Trata-se geralmente de uma infecção auto-limitada causada por vários agentes patogénicos virais, dos quais gostaríamos de mencionar aqui especificamente o vírus Ebstein-Barr (EBV). Os agentes patogénicos bacterianos mais comuns incluem β- estreptococos hemolíticos dos grupos A (Strep A), C e G, bem como Fusobactérias e Mycoplasma. Embora os primeiros sejam mais frequentemente detectados, uma vez que estão disponíveis testes rápidos apropriados, é provável que o papel das Fusobactérias seja subestimado, uma vez que requerem meios de cultura especiais, que raramente são solicitados. Num estudo dos EUA, as fusobactérias eram mesmo o agente patogénico mais comum [1]. Não é raro que vários germes sejam detectados, embora nem sempre seja claro que germes estão a causar os sintomas e que estão meramente a colonizar a flora oral.
Também são possíveis agentes patogénicos de transmissão sexual, tais como o vírus da imunodeficiência humana (VIH), a clamídia e os gonococos. Em crianças pequenas, o diagnóstico diferencial é alargado para incluir patogénios específicos e quadros clínicos (por exemplo, epiglote, causada pelo patogéneo H. influen-zae), que não serão discutidos em pormenor neste artigo.
Se o curso for prolongado, as causas não infecciosas também devem ser consideradas: Doença do refluxo gastro-esofágico, irritação física ou química (por exemplo, do uso do tabaco, ronco ou toxicidade das drogas, especialmente inibidores da ECA e agentes quimioterápicos) e doenças inflamatórias (por exemplo, doença de Kawasaki e outras vasculites), doenças endocrinológicas (por exemplo, tiroidite aguda), bem como neoplasias na faringe oral.
Complicações
As complicações de amigdalofaringite aguda são, felizmente, muito raras. Pode ser feita uma distinção entre complicações imunológicas e supurativas:
As complicações imunológicas incluem febre reumática aguda, glomerulonefrite pós-infecciosa aguda, escarlatina e síndrome de choque tóxico estreptococócico. As complicações imunológicas são causadas por certas estirpes de Strep A e afectam principalmente as crianças. A febre reumática aguda é muito rara, com uma incidência anual de <2/100.000 nos países industrializados desenvolvidos. A escarlatina e a glomerulonefrite pós-infecciosa são mais comuns mas geralmente auto-limitantes.

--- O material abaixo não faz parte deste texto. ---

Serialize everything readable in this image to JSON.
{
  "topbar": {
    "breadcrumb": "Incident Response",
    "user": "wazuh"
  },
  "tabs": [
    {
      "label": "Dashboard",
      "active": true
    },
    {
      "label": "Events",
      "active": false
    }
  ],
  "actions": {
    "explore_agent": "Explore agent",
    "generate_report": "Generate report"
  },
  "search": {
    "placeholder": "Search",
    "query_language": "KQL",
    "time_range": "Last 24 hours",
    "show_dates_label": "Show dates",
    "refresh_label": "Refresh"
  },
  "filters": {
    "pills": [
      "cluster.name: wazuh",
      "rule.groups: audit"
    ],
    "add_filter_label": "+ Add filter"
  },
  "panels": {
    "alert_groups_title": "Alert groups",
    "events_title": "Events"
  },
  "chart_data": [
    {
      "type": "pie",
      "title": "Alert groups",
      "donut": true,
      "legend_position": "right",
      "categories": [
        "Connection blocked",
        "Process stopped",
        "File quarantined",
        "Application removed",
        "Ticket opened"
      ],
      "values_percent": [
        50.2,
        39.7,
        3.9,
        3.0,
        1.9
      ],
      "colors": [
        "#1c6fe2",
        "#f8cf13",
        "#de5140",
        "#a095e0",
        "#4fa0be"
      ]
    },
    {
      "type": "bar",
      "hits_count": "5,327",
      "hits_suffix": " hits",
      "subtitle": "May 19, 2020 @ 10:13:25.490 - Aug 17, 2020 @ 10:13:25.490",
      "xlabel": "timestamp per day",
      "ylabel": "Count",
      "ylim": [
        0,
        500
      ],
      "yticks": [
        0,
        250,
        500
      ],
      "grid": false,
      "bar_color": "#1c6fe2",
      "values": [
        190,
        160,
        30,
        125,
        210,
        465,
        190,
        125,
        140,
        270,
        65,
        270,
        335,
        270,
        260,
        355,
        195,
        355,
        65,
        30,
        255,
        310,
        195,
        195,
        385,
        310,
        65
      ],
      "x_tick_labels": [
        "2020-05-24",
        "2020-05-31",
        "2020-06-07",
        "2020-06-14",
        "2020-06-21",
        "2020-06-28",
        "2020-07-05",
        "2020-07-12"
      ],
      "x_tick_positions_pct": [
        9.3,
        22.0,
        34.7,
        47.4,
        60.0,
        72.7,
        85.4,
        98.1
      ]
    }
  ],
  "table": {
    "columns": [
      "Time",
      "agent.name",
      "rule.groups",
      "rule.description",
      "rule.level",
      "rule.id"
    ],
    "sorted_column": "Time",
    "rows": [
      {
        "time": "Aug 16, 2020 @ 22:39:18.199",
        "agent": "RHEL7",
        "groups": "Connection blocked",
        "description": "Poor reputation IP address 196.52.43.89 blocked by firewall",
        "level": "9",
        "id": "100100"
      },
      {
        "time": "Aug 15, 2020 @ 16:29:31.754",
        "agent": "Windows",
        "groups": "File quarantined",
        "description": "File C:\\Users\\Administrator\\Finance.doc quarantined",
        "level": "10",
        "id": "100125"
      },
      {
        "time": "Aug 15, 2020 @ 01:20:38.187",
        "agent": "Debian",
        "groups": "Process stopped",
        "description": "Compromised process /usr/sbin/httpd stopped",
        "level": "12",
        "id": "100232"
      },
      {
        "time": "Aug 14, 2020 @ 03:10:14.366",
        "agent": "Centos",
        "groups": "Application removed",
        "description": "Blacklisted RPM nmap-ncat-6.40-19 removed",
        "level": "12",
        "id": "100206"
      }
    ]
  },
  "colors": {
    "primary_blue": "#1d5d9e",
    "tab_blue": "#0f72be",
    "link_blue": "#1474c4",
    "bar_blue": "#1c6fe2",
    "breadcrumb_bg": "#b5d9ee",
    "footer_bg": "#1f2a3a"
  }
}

As complicações supurativas incluem, por um lado, doenças localmente invasivas que vão desde a peritonsilite (celulite peritonsilar) e abcesso peritonsilar até à tromboflebite da veia iugular (síndrome de Lemierre) e fascite necrosante, e, por outro lado, a otite média e sinusite. Embora estes últimos sejam mais comuns, representam entidades clínicas separadas que não desejamos discutir aqui em pormenor. O abscesso peritonsilar ocorre principalmente em adultos jovens, com uma incidência anual de até 160/100.000, e afecta 0,2 a 0,5% dos doentes com tonsilofaringite aguda [2]. As complicações supurativas mostram um espectro de agentes patogénicos semelhante ao das amigdalofaringite não complicadas, com Fusobactérias também a ultrapassar os estreptococos aqui [3]. Os agentes patogénicos virais, especialmente o EBV, também podem causar complicações supurativas.
Diagnóstico
Clínica
O diagnóstico de tonsilofaringite aguda é clínico. Embora a etiologia não possa ser determinada apenas com base na história e clínica, parece importante registar as indicações correspondentes e incluí-las nas considerações de diagnóstico diferencial (Quadro 1).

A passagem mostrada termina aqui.